As MAGIX_Eric D said in his post (Date: 6/21/2016 1:15:25 AM, EEST), he changed the text later NOT to include this (i.e. "for five years"). To confirm, read the thread and Vocalpoint's early response, which quotes the original text from the original link, and e.g. the balazer post just above the jetdv post. Note also the time the FAQ was updated ("Updated 06/20/2016 05:10 PM, EEST").
edit: I've now added a screenshot of the original text to my first post in this thread.
OP must have wrong information and still no evidence to back it up. Magix not allowing older activations is burning a bridge, not building one.
They bought Yellow Tools software and it can still be activated.
I just don't see the upside of them doing this,. The downside is the potential for cracked software, serial keys to spread on the net.
There's enough competition out there where this kind of policy ends up on the black list of users.
As I was the OP, the information was correct at the time I started this thread.
See the initial post, which now includes a copy of the original text.
Did kitekrazee even read this thread and the post from MAGIX_Eric D??
When I update that workstation to Win7Pro might be a good time to update to the latest working version of Vegas, whatever that is.
I have learned one lesson. If you build a workstation with the best and fastest parts available at the time, it will never go obsolete. Ten years later its still awesome. But the software sure will obsolesce.

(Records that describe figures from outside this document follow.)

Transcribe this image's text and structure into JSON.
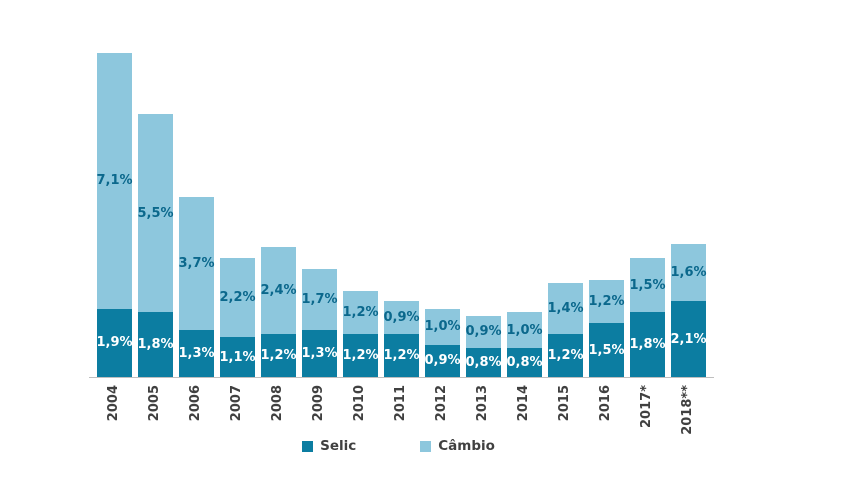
{
  "chart_data": {
    "type": "bar",
    "stacked": true,
    "title": "",
    "xlabel": "",
    "ylabel": "",
    "grid": false,
    "legend_position": "bottom",
    "ylim": [
      0,
      9.5
    ],
    "categories": [
      "2004",
      "2005",
      "2006",
      "2007",
      "2008",
      "2009",
      "2010",
      "2011",
      "2012",
      "2013",
      "2014",
      "2015",
      "2016",
      "2017*",
      "2018**"
    ],
    "series": [
      {
        "name": "Selic",
        "values": [
          1.9,
          1.8,
          1.3,
          1.1,
          1.2,
          1.3,
          1.2,
          1.2,
          0.9,
          0.8,
          0.8,
          1.2,
          1.5,
          1.8,
          2.1
        ],
        "labels": [
          "1,9%",
          "1,8%",
          "1,3%",
          "1,1%",
          "1,2%",
          "1,3%",
          "1,2%",
          "1,2%",
          "0,9%",
          "0,8%",
          "0,8%",
          "1,2%",
          "1,5%",
          "1,8%",
          "2,1%"
        ]
      },
      {
        "name": "Câmbio",
        "values": [
          7.1,
          5.5,
          3.7,
          2.2,
          2.4,
          1.7,
          1.2,
          0.9,
          1.0,
          0.9,
          1.0,
          1.4,
          1.2,
          1.5,
          1.6
        ],
        "labels": [
          "7,1%",
          "5,5%",
          "3,7%",
          "2,2%",
          "2,4%",
          "1,7%",
          "1,2%",
          "0,9%",
          "1,0%",
          "0,9%",
          "1,0%",
          "1,4%",
          "1,2%",
          "1,5%",
          "1,6%"
        ]
      }
    ]
  },
  "legend": {
    "items": [
      {
        "label": "Selic"
      },
      {
        "label": "Câmbio"
      }
    ]
  },
  "colors": {
    "selic_bar": "#0c7da1",
    "cambio_bar": "#8dc7dd",
    "selic_label_text": "#ffffff",
    "cambio_label_text": "#0b688c",
    "axis_text": "#404040",
    "axis_line": "#bfbfbf"
  }
}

I don't really have a problem with software that needs to "phone home" once for activation (and limits the number of activations without calling the vendor to get the number adjusted). That helps cut down on the "escaped" serial number that gets passed around to hundreds of people. I don't like the ones that have to "phone home" each time they start or every month etc. and I am NOT going to support Adobe and others with their subscription/ransom model. CS6 is my last Adobe purchase (I have purchased about 5 versions previous to that as upgrades). I realize you can't do much about the determined pirates, but controlling the number of activations for a given serial number is not that intrusive and I can certainly understand the vendors concern. There definitely is a problem determining that point between pissing off the loyal, legitimate customers and slowing down the pirates (you will never stop them).
My guess at the reason behind this is that the older software is looking at sonycreativesoftware.com (or similar Sony domain name) and Sony doesn't want to commit to more than 5 years of forwarding registration requests to Magix. Likewise neither Sony nor Magix wants to patch those really old applications.
The really old stuff I can sort of understand, but I will be disappointed if Magix doesn't release a patch or something for the latest versions each branch such as ACID, DVD Architect, Sound Forge and Vegas.